Michelle's assessment:
Worst SHORT-TERM THREAT: The war on an independent judiciary. (More discussion here.)
Worst LONG-TERM THREATS: The demonization of gay Americans. (More discussion here.)
and:
The undermining of reality. (A relevant excerpt here.)
Michelle spoke of the anti-gay movement likely paralleling the anti-abortion movement. The anti-abortion movement escalated from demonization and eliminationist rhetoric into murderous violence against physicians, as well as massive legal and public opinion campaigns against reproductive rights and well-coordinated harassment of clinics. So the anti-gay movement's ever-escalating hate-based activities and propaganda--including onerous anti-gay conspiracy theories and pseudo-science--could easily turn into violent. (The speech and behavior even of Democratic Party leaders reveals an inherent devaluation, a dehumanization, of gay Americans.)
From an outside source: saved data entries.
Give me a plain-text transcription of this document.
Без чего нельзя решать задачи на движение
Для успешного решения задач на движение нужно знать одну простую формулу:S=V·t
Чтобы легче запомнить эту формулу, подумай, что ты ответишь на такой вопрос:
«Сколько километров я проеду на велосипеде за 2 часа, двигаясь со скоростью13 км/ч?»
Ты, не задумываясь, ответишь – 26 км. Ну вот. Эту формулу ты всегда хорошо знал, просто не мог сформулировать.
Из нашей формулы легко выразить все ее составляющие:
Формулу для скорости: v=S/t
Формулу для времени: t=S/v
Elaborating on the undermining of reality, Goldberg cited the red-herring of "balance" in news coverage and within government-funded institutions. Increasingly, under pressure from Christianist groups and Bush Administration officials, governmental organizations and news organizations cave into conservative Christians' cry for "fair and balanced" coverage or discussion of a topic, by which they really mean the introduction of their propaganda--even certifiable falsehoods--into news coverage, panel discussions, and official reports.
An excellent recent example is how under pressure from American Christian Right politicians citing "balance," a Centers for Disease Control and Prevention symposium panel was renamed from "Are Abstinence-Only-Until-Marriage Programs a Threat to Public Health" to "Public Health Strategies of Abstinence Programs for Youth." Slate.com's coverage noted that the symposium's
papers and panelists had gone through the customary vetting of peer review. But now the symposium has been abruptly retooled to include two proponents of abstinence programs—and to exclude a well-respected detractor. This is bad news, not only because abstinence-only work is scientifically unfounded but also because the switch represents a new level of government intrusion into the peer-review process of a major scientific meeting.